INDEPENDENT NEWS

Budget Highlights Need For Growth Policies

Published: Thu 23 May 2002 03:46 PM
MEDIA RELEASE
Budget Highlights Need For Growth Policies
The budget confirms that recent economic conditions have been relatively favourable but its weak feature is the mediocre medium-term growth outlook", Roger Kerr, executive director of the New Zealand Business Roundtable, said today.
Over the five years to 2005/06, the economy is projected to achieve average annual growth of 3 percent. Many commentators expect the Australian economy to grow by close to 4 percent a year in the same period.
Even more disturbing, growth beyond 2006 is projected to average only a little over 2 percent and the unemployment rate remains stuck at around 5.5 percent.
"This outlook falls well short of the per capita growth rates of 4 percent or more that are needed to restore New Zealand incomes to the top half of the OECD rankings and achieve the government's goal of full employment", Mr Kerr said. "Indeed the income gap with Australia looks set to widen. The economy's longer-term performance is showing no signs of improving. It should be doing so by now if the government's economic programme were sound."
Mr Kerr said it was pleasing that the government had kept within its fiscal limits, which had helped sustain business and financial market confidence. However, it planned to maintain total government spending (including local government) in New Zealand at around 40 percent of gross domestic product, which was far too high to be consistent with goals for rapid growth.

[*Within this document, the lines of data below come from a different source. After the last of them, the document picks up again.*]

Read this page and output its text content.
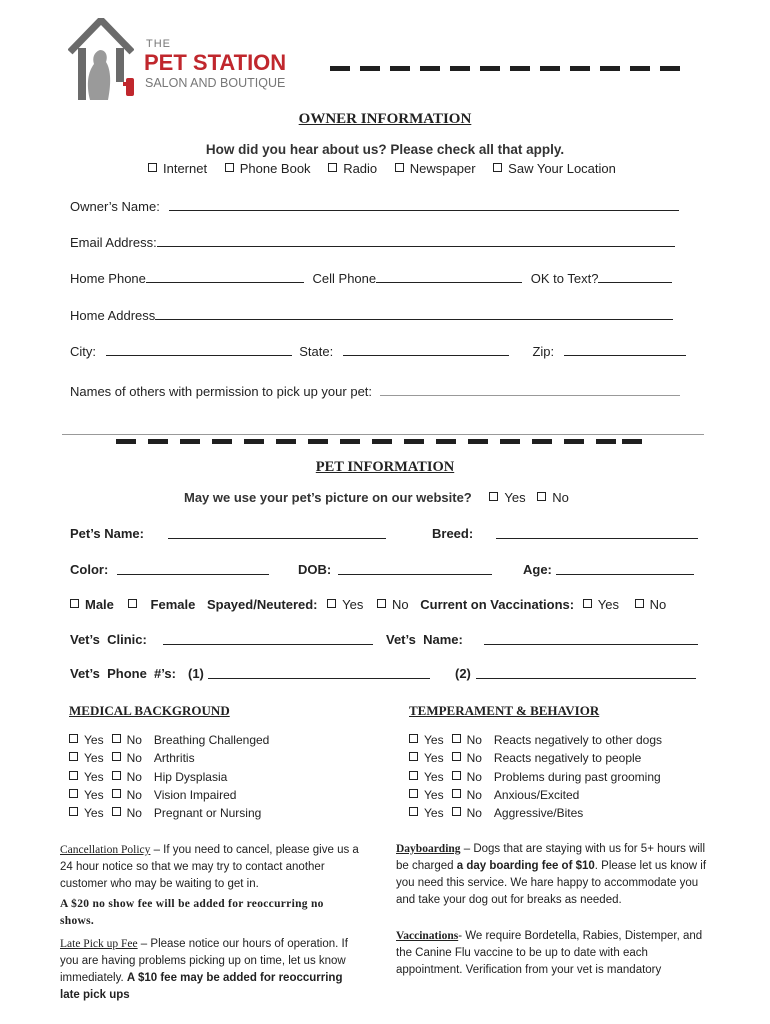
THE
PET STATION
SALON AND BOUTIQUE
OWNER INFORMATION
How did you hear about us? Please check all that apply.
Internet	Phone Book	Radio	Newspaper	Saw Your Location
Owner’s Name:
Email Address:
Home Phone	Cell Phone	OK to Text?
Home Address
City:	State:	Zip:
Names of others with permission to pick up your pet:
PET INFORMATION
May we use your pet’s picture on our website?	Yes No
Pet’s Name:	Breed:
Color:	DOB:	Age:
Male	Female Spayed/Neutered: Yes No Current on Vaccinations: Yes No
Vet’s  Clinic:	Vet’s  Name:
Vet’s  Phone  #’s: (1)	(2)
MEDICAL BACKGROUND
Yes No Breathing Challenged
Yes No Arthritis
Yes No Hip Dysplasia
Yes No Vision Impaired
Yes No Pregnant or Nursing
TEMPERAMENT & BEHAVIOR
Yes No Reacts negatively to other dogs
Yes No Reacts negatively to people
Yes No Problems during past grooming
Yes No Anxious/Excited
Yes No Aggressive/Bites
Cancellation Policy – If you need to cancel, please give us a 24 hour notice so that we may try to contact another customer who may be waiting to get in.
A $20 no show fee will be added for reoccurring no shows.
Late Pick up Fee – Please notice our hours of operation. If you are having problems picking up on time, let us know immediately. A $10 fee may be added for reoccurring late pick ups
Dayboarding – Dogs that are staying with us for 5+ hours will be charged a day boarding fee of $10. Please let us know if you need this service. We hare happy to accommodate you and take your dog out for breaks as needed.
Vaccinations- We require Bordetella, Rabies, Distemper, and the Canine Flu vaccine to be up to date with each appointment. Verification from your vet is mandatory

"Australian government policies as confirmed in last week's budget are much more growth-oriented, with an emphasis on lower government spending, privatisation, tighter welfare policies, and greater private provision and funding of health and education."

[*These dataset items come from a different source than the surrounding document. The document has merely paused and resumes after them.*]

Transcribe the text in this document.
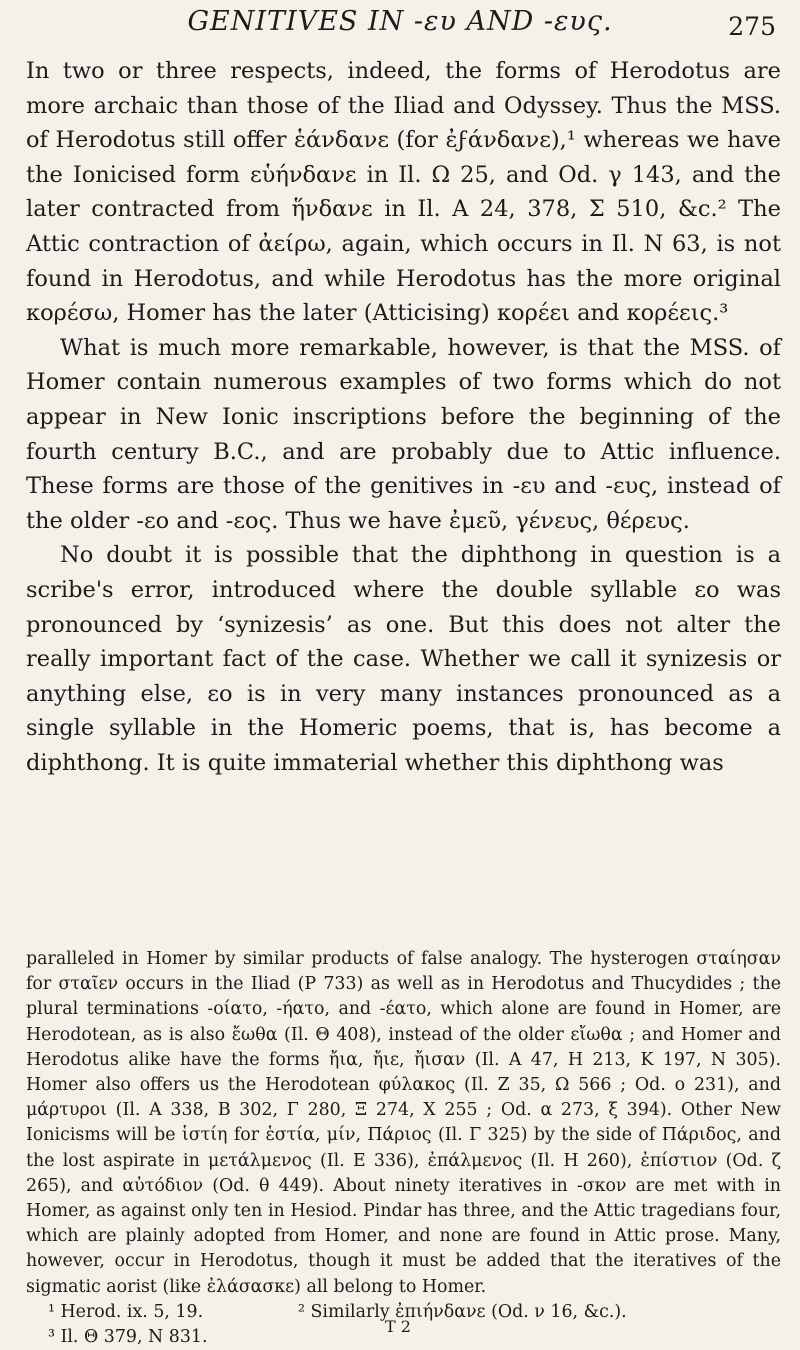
GENITIVES IN -ευ AND -ευς.	275

In two or three respects, indeed, the forms of Herodotus are more archaic than those of the Iliad and Odyssey. Thus the MSS. of Herodotus still offer ἑάνδανε (for ἐϝάνδανε),¹ whereas we have the Ionicised form εὑήνδανε in Il. Ω 25, and Od. γ 143, and the later contracted from ἥνδανε in Il. Α 24, 378, Σ 510, &c.² The Attic contraction of ἀείρω, again, which occurs in Il. Ν 63, is not found in Herodotus, and while Herodotus has the more original κορέσω, Homer has the later (Atticising) κορέει and κορέεις.³

What is much more remarkable, however, is that the MSS. of Homer contain numerous examples of two forms which do not appear in New Ionic inscriptions before the beginning of the fourth century B.C., and are probably due to Attic influence. These forms are those of the genitives in -ευ and -ευς, instead of the older -εο and -εος. Thus we have ἐμεῦ, γένευς, θέρευς.

No doubt it is possible that the diphthong in question is a scribe's error, introduced where the double syllable εο was pronounced by ‘synizesis’ as one. But this does not alter the really important fact of the case. Whether we call it synizesis or anything else, εο is in very many instances pronounced as a single syllable in the Homeric poems, that is, has become a diphthong. It is quite immaterial whether this diphthong was

paralleled in Homer by similar products of false analogy. The hysterogen σταίησαν for σταῖεν occurs in the Iliad (Ρ 733) as well as in Herodotus and Thucydides ; the plural terminations -οίατο, -ήατο, and -έατο, which alone are found in Homer, are Herodotean, as is also ἔωθα (Il. Θ 408), instead of the older εἴωθα ; and Homer and Herodotus alike have the forms ἤια, ἤιε, ἤισαν (Il. Α 47, Η 213, Κ 197, Ν 305). Homer also offers us the Herodotean φύλακος (Il. Ζ 35, Ω 566 ; Od. ο 231), and μάρτυροι (Il. Α 338, Β 302, Γ 280, Ξ 274, Χ 255 ; Od. α 273, ξ 394). Other New Ionicisms will be ἱστίη for ἑστία, μίν, Πάριος (Il. Γ 325) by the side of Πάριδος, and the lost aspirate in μετάλμενος (Il. Ε 336), ἐπάλμενος (Il. Η 260), ἐπίστιον (Od. ζ 265), and αὐτόδιον (Od. θ 449). About ninety iteratives in -σκον are met with in Homer, as against only ten in Hesiod. Pindar has three, and the Attic tragedians four, which are plainly adopted from Homer, and none are found in Attic prose. Many, however, occur in Herodotus, though it must be added that the iteratives of the sigmatic aorist (like ἐλάσασκε) all belong to Homer.

¹ Herod. ix. 5, 19.	² Similarly ἐπιήνδανε (Od. ν 16, &c.).

³ Il. Θ 379, Ν 831.

T 2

Mr Kerr said it was also disappointing that the government had rejected the growth-oriented tax proposals of the McLeod tax review, in particular moves towards a lower and flatter income tax structure. The Business Roundtable had hoped for more progress on international tax policy in the budget.
It was also striking that the budget showed no recognition of the regulatory and other cost burdens on businesses, which will be increased by government plans to ratify the Kyoto Protocol, expand the role of local government and further regulate the labour market.

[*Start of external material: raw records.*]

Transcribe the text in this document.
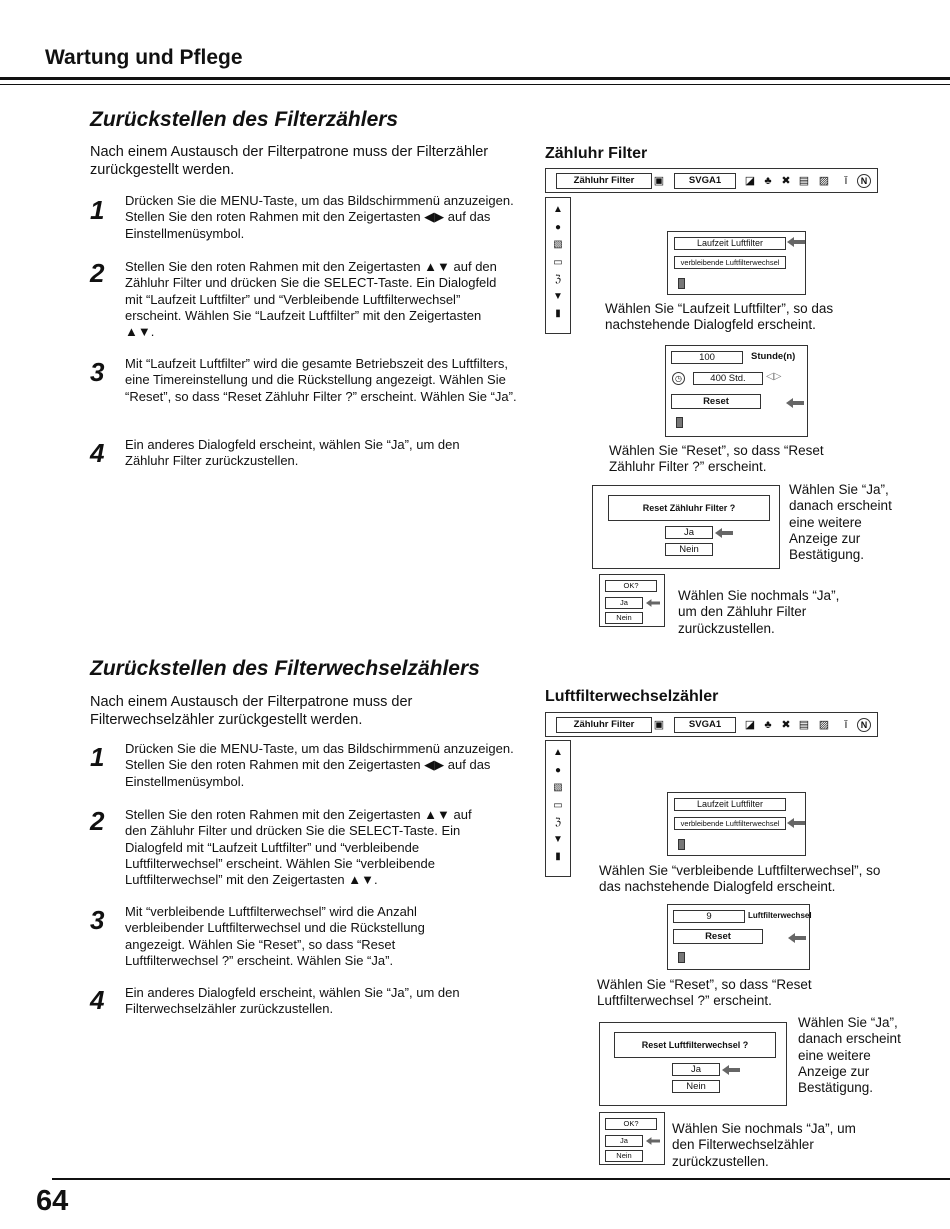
Wartung und Pflege
Zurückstellen des Filterzählers
Nach einem Austausch der Filterpatrone muss der Filterzähler zurückgestellt werden.
1	Drücken Sie die MENU-Taste, um das Bildschirmmenü anzuzeigen. Stellen Sie den roten Rahmen mit den Zeigertasten ◀▶ auf das Einstellmenüsymbol.
2	Stellen Sie den roten Rahmen mit den Zeigertasten ▲▼ auf den Zähluhr Filter und drücken Sie die SELECT-Taste. Ein Dialogfeld mit “Laufzeit Luftfilter” und “Verbleibende Luftfilterwechsel” erscheint. Wählen Sie “Laufzeit Luftfilter” mit den Zeigertasten ▲▼.
3	Mit “Laufzeit Luftfilter” wird die gesamte Betriebszeit des Luftfilters, eine Timereinstellung und die Rückstellung angezeigt. Wählen Sie “Reset”, so dass “Reset Zähluhr Filter ?” erscheint. Wählen Sie “Ja”.
4	Ein anderes Dialogfeld erscheint, wählen Sie “Ja”, um den Zähluhr Filter zurückzustellen.
Zähluhr Filter
Zähluhr Filter	▣	SVGA1	◪ ♣ ✖ ▤ ▨	ǐ	N
▲
●
▧
▭
ℨ
▼
▮
Laufzeit Luftfilter
verbleibende Luftfilterwechsel
Wählen Sie “Laufzeit Luftfilter”, so das nachstehende Dialogfeld erscheint.
100	Stunde(n)
◷	400 Std.	◁▷
Reset
Wählen Sie “Reset”, so dass “Reset Zähluhr Filter ?” erscheint.
Reset Zähluhr Filter ?
Ja
Nein
Wählen Sie “Ja”, danach erscheint eine weitere Anzeige zur Bestätigung.
OK?
Ja
Nein
Wählen Sie nochmals “Ja”, um den Zähluhr Filter zurückzustellen.
Zurückstellen des Filterwechselzählers
Nach einem Austausch der Filterpatrone muss der Filterwechselzähler zurückgestellt werden.
1	Drücken Sie die MENU-Taste, um das Bildschirmmenü anzuzeigen. Stellen Sie den roten Rahmen mit den Zeigertasten ◀▶ auf das Einstellmenüsymbol.
2	Stellen Sie den roten Rahmen mit den Zeigertasten ▲▼ auf den Zähluhr Filter und drücken Sie die SELECT-Taste. Ein Dialogfeld mit “Laufzeit Luftfilter” und “verbleibende Luftfilterwechsel” erscheint. Wählen Sie “verbleibende Luftfilterwechsel” mit den Zeigertasten ▲▼.
3	Mit “verbleibende Luftfilterwechsel” wird die Anzahl verbleibender Luftfilterwechsel und die Rückstellung angezeigt. Wählen Sie “Reset”, so dass “Reset Luftfilterwechsel ?” erscheint. Wählen Sie “Ja”.
4	Ein anderes Dialogfeld erscheint, wählen Sie “Ja”, um den Filterwechselzähler zurückzustellen.
Luftfilterwechselzähler
Zähluhr Filter	▣	SVGA1	◪ ♣ ✖ ▤ ▨	ǐ	N
▲
●
▧
▭
ℨ
▼
▮
Laufzeit Luftfilter
verbleibende Luftfilterwechsel
Wählen Sie “verbleibende Luftfilterwechsel”, so das nachstehende Dialogfeld erscheint.
9	Luftfilterwechsel
Reset
Wählen Sie “Reset”, so dass “Reset Luftfilterwechsel ?” erscheint.
Reset Luftfilterwechsel ?
Ja
Nein
Wählen Sie “Ja”, danach erscheint eine weitere Anzeige zur Bestätigung.
OK?
Ja
Nein
Wählen Sie nochmals “Ja”, um den Filterwechselzähler zurückzustellen.
64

"The mediocre economic outlook confirms business sector arguments that, despite some positive elements, the government's overall programme has been anti-growth, and that problems of high unemployment and welfare dependency are not being adequately addressed", Mr Kerr said.
"A multitude of schemes and bureaucracies does not constitute a growth strategy. The government should recognise that its approach is not working and reorient policies in the directions advocated by the OECD and the IMF and by New Zealand business organisations. So-called 'third way', hands-on policies are being abandoned in Europe. In going into the election, the government and other political parties should be setting out a more ambitious vision and credible longer-term strategies for dealing with the challenges facing New Zealand."